Follow The Customer: DNAnexus On The New Wave In Bioinformatics
By Allison Proffitt
March 22, 2017 | Since DNAnexus unveiled its first commercial offering in 2010, the company has already seen more than its share of market change. But DNAnexus CEO Richard Daly tells Bio-IT World that the company’s mantra has been “Follow the Customer”, and it has paid off.
Just three years ago, secondary analysis was bioinformatics’ critical issue. Sequencing capacity worldwide was growing rapidly, outpacing groups’ ability to process their data. The company’s original commercial success came from linking up with high volume sequencing centers like Baylor, Regeneron, Natera and others to facilitate secondary analysis.
By 2015, enterprise centers were managing large networks of users and large scale collaborations were underway. It became clear that the value of genomic data increases dramatically if you can put it in a network that’s sharable, Daly said. The epiphany sparked a rapid scaling for DNAnexus across North America, Europe, Australia, and Singapore.
In 2015 DNAnexus linked with WuXiAppTech, launching the DNAnexus cloud within China, “which now gave us true global reach,” Daly said. The entry into China was a milestone, he said. “Now you could look at data and tools seamlessly whether you were in Basal, Switzerland; Cambridge, Massachusetts; or Shanghai.”
Not long after, DNAnexus won the bid to build FDA’s PrecisionFDA platform, which launched early last year, and won a Bio-IT World Best Practices Award in 2016. Now 600 global enterprises are talking with FDA across the platform, Daly said, and the number grows daily.
The datasets are big and getting bigger. It became clear, Daly says, that people couldn’t keep downloading data to work with. Data and tools must both be in the cloud, and customers need a complex IT infrastructure that can be shared.
“This is when a true picture of the company emerged,” he says: “a complex bioinformatics pipeline running on top of a global network.”

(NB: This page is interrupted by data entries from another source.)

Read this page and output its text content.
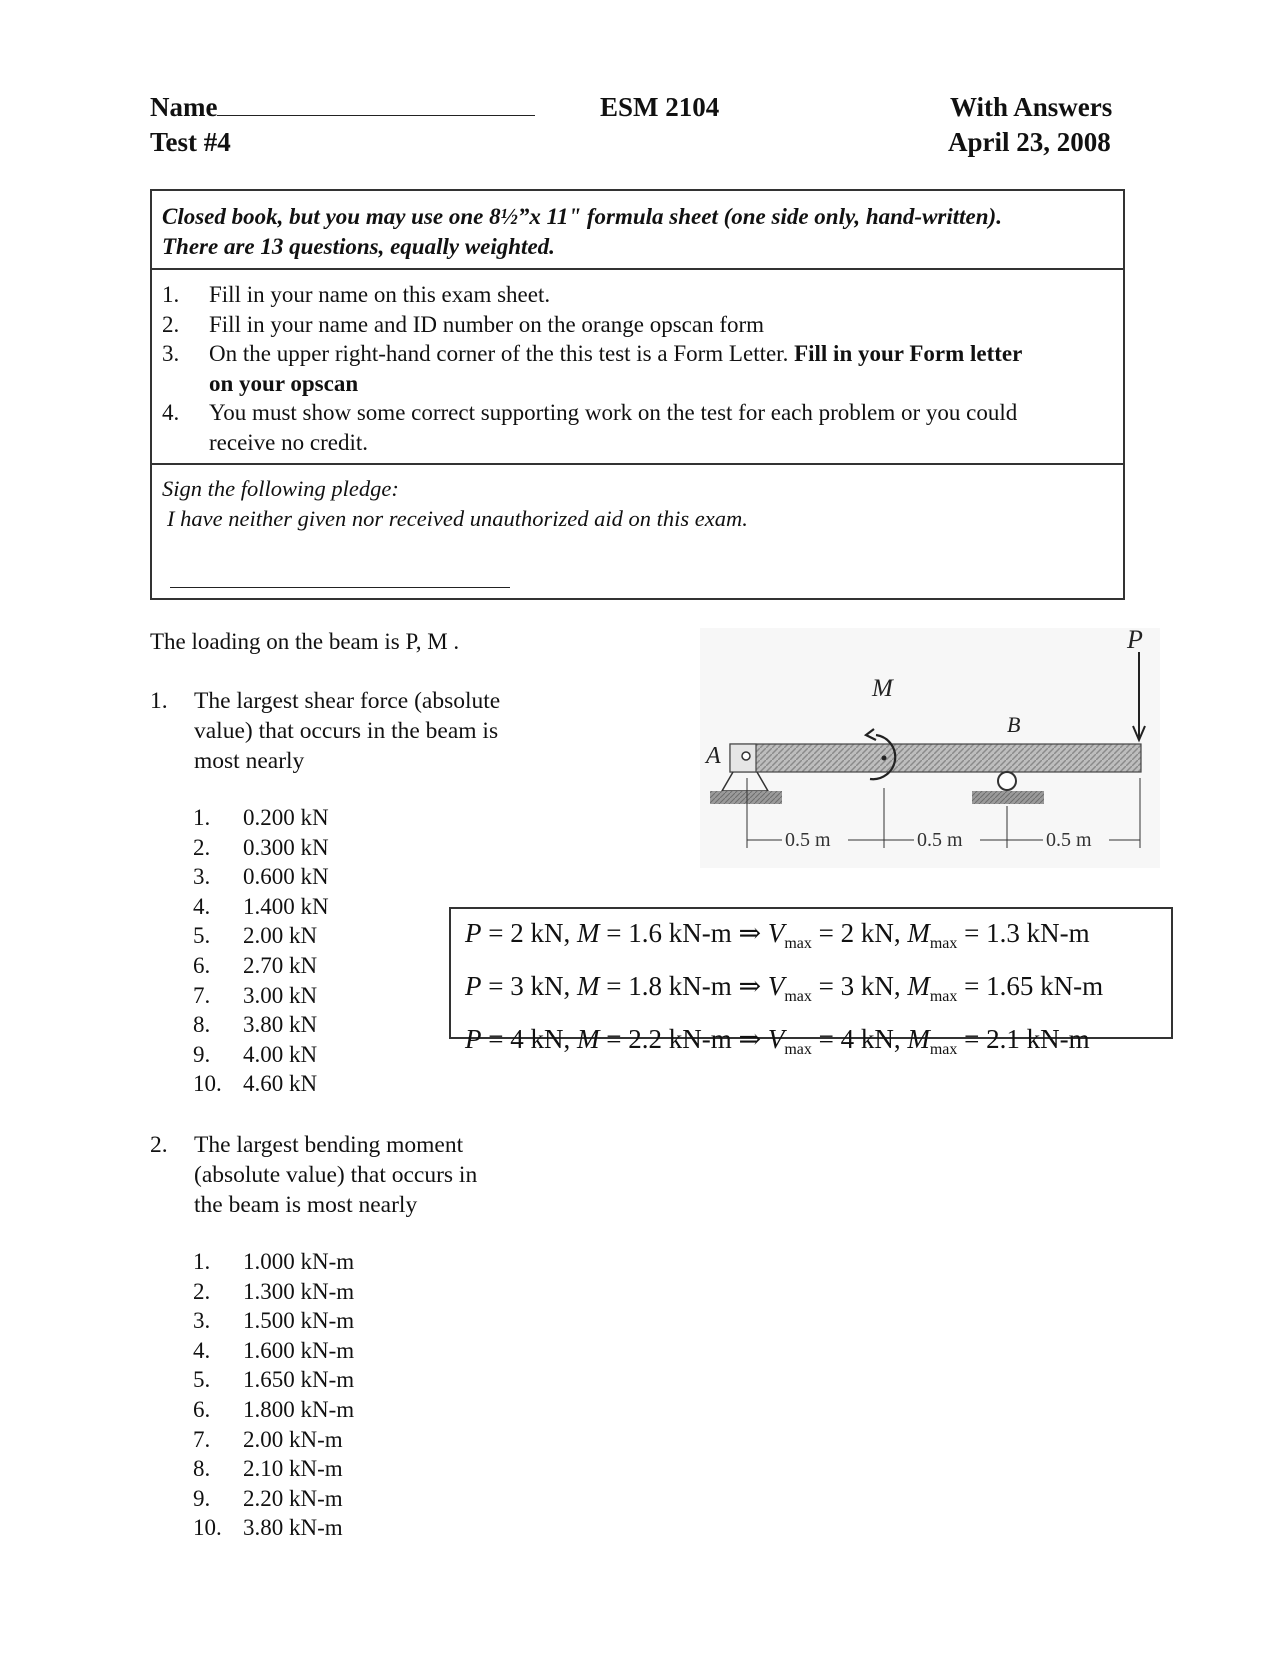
Name	ESM 2104	With Answers
Test #4	April 23, 2008
Closed book, but you may use one 8½”x 11" formula sheet (one side only, hand-written).
There are 13 questions, equally weighted.
1.	Fill in your name on this exam sheet.
2.	Fill in your name and ID number on the orange opscan form
3.	On the upper right-hand corner of the this test is a Form Letter. Fill in your Form letter
on your opscan
4.	You must show some correct supporting work on the test for each problem or you could
receive no credit.
Sign the following pledge:
I have neither given nor received unauthorized aid on this exam.
The loading on the beam is P, M .
1. The largest shear force (absolute
value) that occurs in the beam is
most nearly
1.	0.200 kN
2.	0.300 kN
3.	0.600 kN
4.	1.400 kN
5.	2.00 kN
6.	2.70 kN
7.	3.00 kN
8.	3.80 kN
9.	4.00 kN
10. 4.60 kN
P
M
A
B
0.5 m	0.5 m	0.5 m
P = 2 kN, M = 1.6 kN-m ⇒ $V_{max} = 2$ kN, $M_{max} = 1.3$ kN-m
P = 3 kN, M = 1.8 kN-m ⇒ $V_{max} = 3$ kN, $M_{max} = 1.65$ kN-m
P = 4 kN, M = 2.2 kN-m ⇒ $V_{max} = 4$ kN, $M_{max} = 2.1$ kN-m
2. The largest bending moment
(absolute value) that occurs in
the beam is most nearly
1.	1.000 kN-m
2.	1.300 kN-m
3.	1.500 kN-m
4.	1.600 kN-m
5.	1.650 kN-m
6.	1.800 kN-m
7.	2.00 kN-m
8.	2.10 kN-m
9.	2.20 kN-m
10. 3.80 kN-m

The next iteration of bioinformatics will largely be cloud-based, and it will be fluid, Daly believes. Global pharma companies know that genomic data must be merged with phenotypic and image data. All of these data will need to be incorporated into clinical trials, and it’s going to take a wider, connected research community. But to the industry, the details remain fuzzy.
DNAnexus’ strength, Daly says, is a very intense, agile co-development process with its customers.
The tools that will solve the new data problems are still developing, Daly says. Machine learning, for example, will likely play a crucial role in the future of bioinformatics, even if we aren’t sure exactly what that looks like. “That’s an example, but not the only example, of how the velocity of this particular area of managing genomic and bioinformatics is extraordinarily high.”
For the business, that means rapid growth of both headcount and revenue. In 2016, headcount grew from 50 to 90 and will probably double again in the next 9 months, Daly predicts. Revenue more than doubled in 2016, and he expects similar growth in 2017.
Already in 2017 the company has announced four strategic hires, appointing George Asimenos as Chief Technology Officer; John Ellithorpe as Chief Product Officer; Fan Fan as Vice President of Product Management; and Brady Davis as VP of Strategy and Marketing. The new team members add the “next layer of talent” Daly says, for the growing company.
Level Up
In 2017 and beyond, Daly sees DNAnexus with a great presence in and support of federated datasets.
Asking big questions requires big datasets, but Daly sees patient consent emerging as a critical component as well. “The single most important thing in this entire chain of technology is patient trust. That allows somebody to obtain patient consent,” he says.
The best person to obtain consent is the treating physician, but no individual doctor can generate a sufficiently large dataset. The solution is a federated pool of therapy- or indication-specific data. This how people are going to scale to these larger, more relevant datasets, Daly believes, and he is excited about the examples he’s already seen: the network at Rady Children’s Hospital and the M2Gen consortium for example.
“This isn’t a DNAnexus idea; this is happening! And we’re the infrastructure to facilitate it happening,” Daly says.